Meaghan Volker

Personal information
- Born: 20 October 1990 (age 34)

Sport
- Sport: Rowing

= Meaghan Volker =

Australian rower (born 1990)

Meaghan Volker (born 20 October 1990) is an Australian rower. She competed in the women's eight event at the 2016 Summer Olympics.

==Club and state rowing==
Volker participated in Little Athletics and was a Tasmanian state champion in high-jump before she was a teenager. She was educated at the Friends' School, Hobart where her father Peter was a rowing coach and she took up the sport at age fourteen. Her senior club rowing was from the Buckingham Rowing Club in Tasmania from where she was identified in a Tasmanian Institute of Sport's talent identification program.

In 2012 received an invitation to travel to US and to join the rowing program at UCLA. She was twice named an All American rower, 2nd Class in 2013 and 1st Class in 2014. Volker returned to Australia in 2015 and was selected in the Tasmanian state and the national women's eights. She received a scholarship to the AIS and studied in Civil Engineering.

Volker was selected to represent Tasmania in the 2015 senior women's eight contesting the Queen's Cup at the Interstate Regatta within the Australian Rowing Championships.

In 2017 Volker combined with Sarah Hawe to win the inaugural Sarah Tait Memorial Trophy for the national women's pair championship.

==International representative rowing==
Volker made her Australian representative debut in the 2015 representative season. She rowed in the senior women's eight at two World Rowing Cups in Europe and also competed in a coxless four at the WRC II. Then Volker rowed in the five seat of the eight at the 2015 World Rowing Championships in Aiguebelette. They finished in overall seventh place.
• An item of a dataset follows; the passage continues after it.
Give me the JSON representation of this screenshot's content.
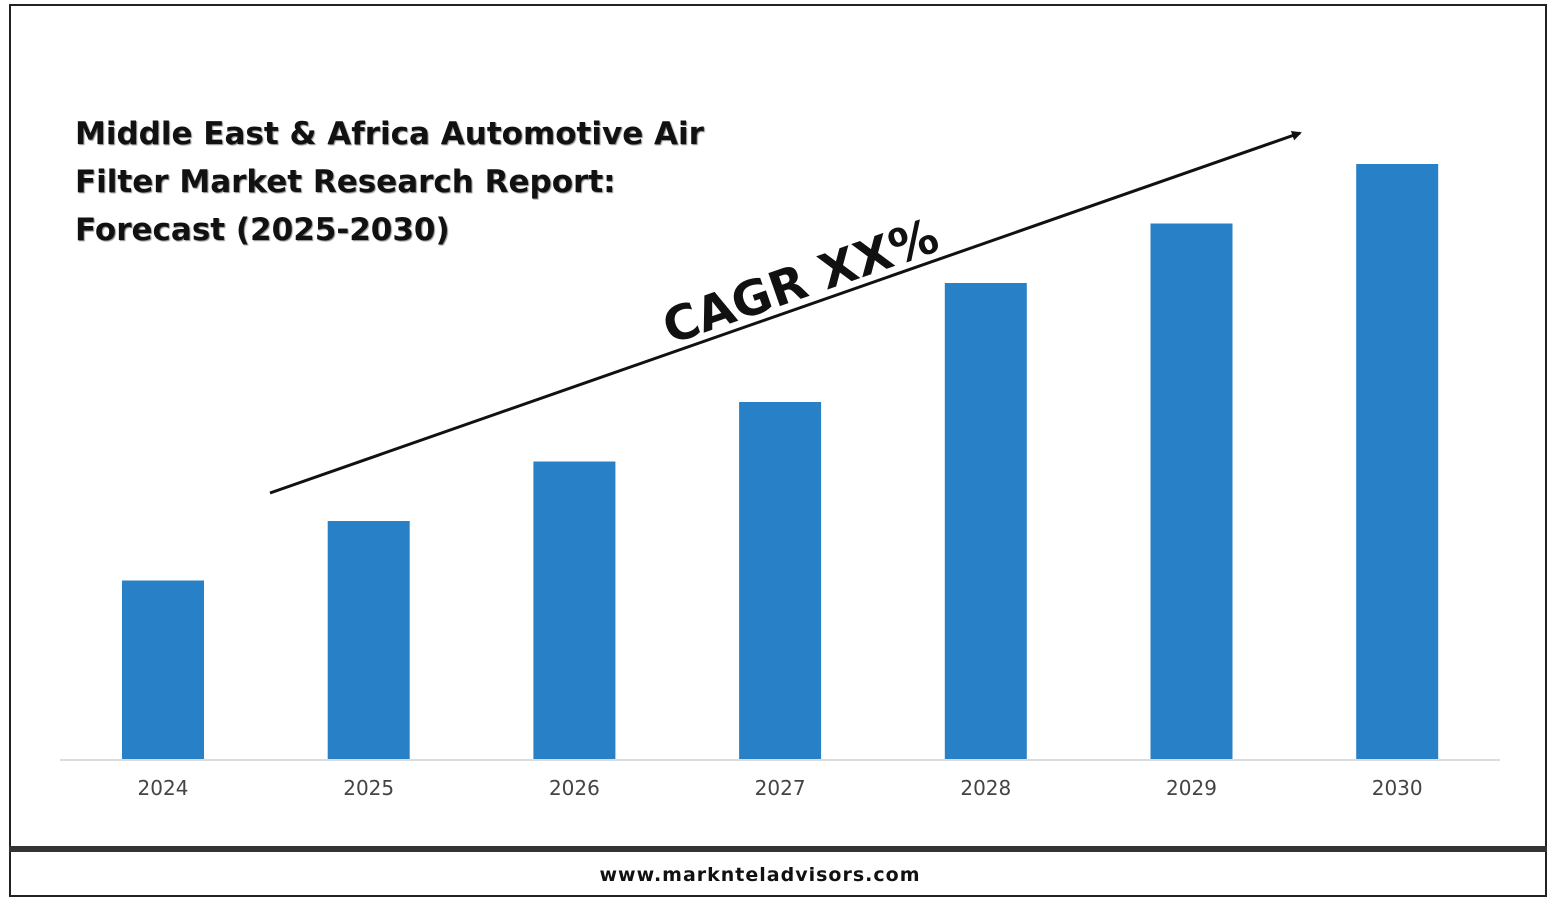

Volker was a member of the Australian women's eight who initially missed qualification for the 2016 Rio Olympics but received a late call up following the Russian drug scandal. WADA had discovered Russian state sponsored drug testing violations and the IOC acted to protect clean athletes and set strict entry guidelines for Russian athletes resulting in most of their rowers and nearly all of their crews being withdrawn from the Olympic regatta. The crew had dispersed two months earlier after their failure to qualify but reconvened, travelled at the last minute to Rio and borrowed a shell. They finished last in their heat, last in the repechage and were eliminated.